Heading into a new year of protests and general unruliness, the Service Employees International Union’s (SEIU) Fight for $15 has produced plenty of predictions that hold no water now. Here are the three dumbest forecasts:
- Workers will flock to the SEIU. In orchestrating the Fight for $15, the SEIU’s primary goal—aside from a $15 an hour minimum wage—is to increase its membership rolls and dues collection. Take this SEIU statement: “[We support] the ability of all workers across our economy to join together in unions and have a voice at work to improve their lives and the lives of their families and communities, including organizers in the Fight for $15.” Or this from SEIU President Mary Kay Henry: “I think we’re going to see additional workers join from across the retail sector, from auto parts work, from airports. We’re joining with the immigration movement, with Black Lives Matter, the environmental movement…” Yet recent LM-2 filings show that the SEIU’s membership dropped from 1,893,775 employees in 2014 to 1,887,941 in 2015. The union’s membership has generally declined over the past five years: It claimed 1,921,786 union members in 2011, the year prior to the start of the Fight for $15—almost 34,000 more than it had in 2015.

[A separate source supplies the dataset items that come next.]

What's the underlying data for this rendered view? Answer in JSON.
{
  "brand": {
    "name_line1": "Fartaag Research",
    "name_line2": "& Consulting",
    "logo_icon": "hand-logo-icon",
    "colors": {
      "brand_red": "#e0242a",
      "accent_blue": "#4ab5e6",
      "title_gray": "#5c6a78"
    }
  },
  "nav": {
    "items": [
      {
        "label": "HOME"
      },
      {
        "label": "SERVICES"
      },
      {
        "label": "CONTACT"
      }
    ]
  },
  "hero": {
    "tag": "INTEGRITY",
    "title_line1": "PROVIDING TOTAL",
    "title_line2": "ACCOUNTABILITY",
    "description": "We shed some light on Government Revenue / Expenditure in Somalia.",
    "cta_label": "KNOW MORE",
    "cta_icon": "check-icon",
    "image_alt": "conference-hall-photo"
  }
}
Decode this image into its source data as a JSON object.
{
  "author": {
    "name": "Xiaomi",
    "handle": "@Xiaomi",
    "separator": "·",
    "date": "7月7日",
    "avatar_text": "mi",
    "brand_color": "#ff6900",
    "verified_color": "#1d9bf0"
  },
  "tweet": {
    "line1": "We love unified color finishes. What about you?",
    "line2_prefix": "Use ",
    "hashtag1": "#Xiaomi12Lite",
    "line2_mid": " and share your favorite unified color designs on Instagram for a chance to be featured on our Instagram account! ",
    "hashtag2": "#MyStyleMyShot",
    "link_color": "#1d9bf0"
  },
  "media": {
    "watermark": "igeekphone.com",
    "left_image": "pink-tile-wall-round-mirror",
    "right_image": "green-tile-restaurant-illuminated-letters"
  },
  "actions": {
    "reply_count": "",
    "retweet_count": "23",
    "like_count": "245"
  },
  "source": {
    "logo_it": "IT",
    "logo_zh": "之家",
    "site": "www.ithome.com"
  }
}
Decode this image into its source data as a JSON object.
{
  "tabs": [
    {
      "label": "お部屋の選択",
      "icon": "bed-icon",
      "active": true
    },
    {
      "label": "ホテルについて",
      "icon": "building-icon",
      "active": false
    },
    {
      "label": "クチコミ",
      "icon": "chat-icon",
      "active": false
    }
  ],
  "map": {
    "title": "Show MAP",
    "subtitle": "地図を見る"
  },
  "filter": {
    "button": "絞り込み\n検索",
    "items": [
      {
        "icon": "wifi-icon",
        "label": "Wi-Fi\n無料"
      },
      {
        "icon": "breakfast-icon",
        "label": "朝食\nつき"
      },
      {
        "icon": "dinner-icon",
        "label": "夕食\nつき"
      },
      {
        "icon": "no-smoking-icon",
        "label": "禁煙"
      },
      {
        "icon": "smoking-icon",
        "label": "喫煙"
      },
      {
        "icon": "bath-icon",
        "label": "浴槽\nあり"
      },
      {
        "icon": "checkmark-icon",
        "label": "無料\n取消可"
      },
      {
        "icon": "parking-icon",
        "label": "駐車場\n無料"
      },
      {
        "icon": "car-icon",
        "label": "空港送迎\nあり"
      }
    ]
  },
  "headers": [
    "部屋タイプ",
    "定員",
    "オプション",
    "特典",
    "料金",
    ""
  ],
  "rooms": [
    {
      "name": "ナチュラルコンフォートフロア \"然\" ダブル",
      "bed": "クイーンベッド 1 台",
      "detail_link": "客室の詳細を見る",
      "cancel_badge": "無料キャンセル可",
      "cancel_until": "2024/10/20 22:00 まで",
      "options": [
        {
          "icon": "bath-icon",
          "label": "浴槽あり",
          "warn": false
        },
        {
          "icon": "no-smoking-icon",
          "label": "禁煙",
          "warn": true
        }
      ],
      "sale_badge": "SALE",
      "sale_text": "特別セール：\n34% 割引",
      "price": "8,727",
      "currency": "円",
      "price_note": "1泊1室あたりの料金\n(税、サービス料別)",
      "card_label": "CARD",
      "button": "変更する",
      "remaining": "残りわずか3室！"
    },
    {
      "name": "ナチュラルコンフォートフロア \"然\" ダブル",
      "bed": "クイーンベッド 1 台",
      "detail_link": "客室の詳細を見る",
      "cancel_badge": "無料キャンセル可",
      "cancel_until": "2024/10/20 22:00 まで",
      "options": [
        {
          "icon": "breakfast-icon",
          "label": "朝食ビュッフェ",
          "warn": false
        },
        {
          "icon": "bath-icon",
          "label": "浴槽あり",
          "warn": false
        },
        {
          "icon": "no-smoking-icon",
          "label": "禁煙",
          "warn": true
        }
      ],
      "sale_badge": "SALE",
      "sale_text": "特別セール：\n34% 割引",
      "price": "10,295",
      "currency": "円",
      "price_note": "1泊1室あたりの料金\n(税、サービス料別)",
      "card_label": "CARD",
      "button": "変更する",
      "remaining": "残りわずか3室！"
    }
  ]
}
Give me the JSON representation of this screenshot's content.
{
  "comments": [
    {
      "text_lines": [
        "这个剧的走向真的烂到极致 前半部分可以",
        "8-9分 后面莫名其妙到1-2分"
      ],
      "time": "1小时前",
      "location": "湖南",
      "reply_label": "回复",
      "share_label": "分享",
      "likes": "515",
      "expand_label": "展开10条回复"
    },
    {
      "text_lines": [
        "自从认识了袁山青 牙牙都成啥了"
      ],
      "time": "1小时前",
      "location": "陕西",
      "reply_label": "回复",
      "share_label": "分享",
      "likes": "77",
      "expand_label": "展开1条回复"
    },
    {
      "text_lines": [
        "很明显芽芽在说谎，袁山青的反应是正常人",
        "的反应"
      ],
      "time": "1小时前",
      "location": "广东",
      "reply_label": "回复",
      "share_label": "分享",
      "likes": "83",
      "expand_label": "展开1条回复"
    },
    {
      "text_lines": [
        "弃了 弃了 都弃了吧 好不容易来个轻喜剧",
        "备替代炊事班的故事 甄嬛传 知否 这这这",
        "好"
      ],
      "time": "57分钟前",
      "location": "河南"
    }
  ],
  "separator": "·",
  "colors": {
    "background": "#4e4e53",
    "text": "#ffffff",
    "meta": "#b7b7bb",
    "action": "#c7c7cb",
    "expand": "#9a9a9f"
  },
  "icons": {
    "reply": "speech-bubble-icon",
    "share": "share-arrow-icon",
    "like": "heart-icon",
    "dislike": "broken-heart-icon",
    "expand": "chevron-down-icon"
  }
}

- A $15 minimum wage won’t cost jobs. Yeah, right. Lawrence Mishel, president of the SEIU-backed Economic Policy Institute, says that a $15 minimum wage is “something the economy can afford.” Well, small business owners definitely can’t—at least, not without raising prices and/or firing people. Just take a look at FacesOf15.com, which chronicles the $15 minimum wage’s adverse effects on job creators in cities like San Francisco and Seattle. The Heritage Foundation’s James Sherk estimates that a federal $15 minimum wage would eliminate seven million jobs nationwide.
- It saves taxpayers money. Union activists often claim that a higher minimum wage makes fewer people dependent on public assistance, saving taxpayers money in the end. In union activist Kent Siladi’s words: “Taxpayers also effectively subsidize the employers of low-wage workers who remain in poverty.” Yet research from California and New York—which embraced a $15 minimum wage earlier this year—points to a much heavier tax burden. According to a California legislative analysis, a $15 minimum wage for government employees will eventually cost taxpayers an additional $3.6 billion in annual taxes. In New York, the higher wage floor will cost taxpayers an extra $838 million a year in Medicaid payments alone.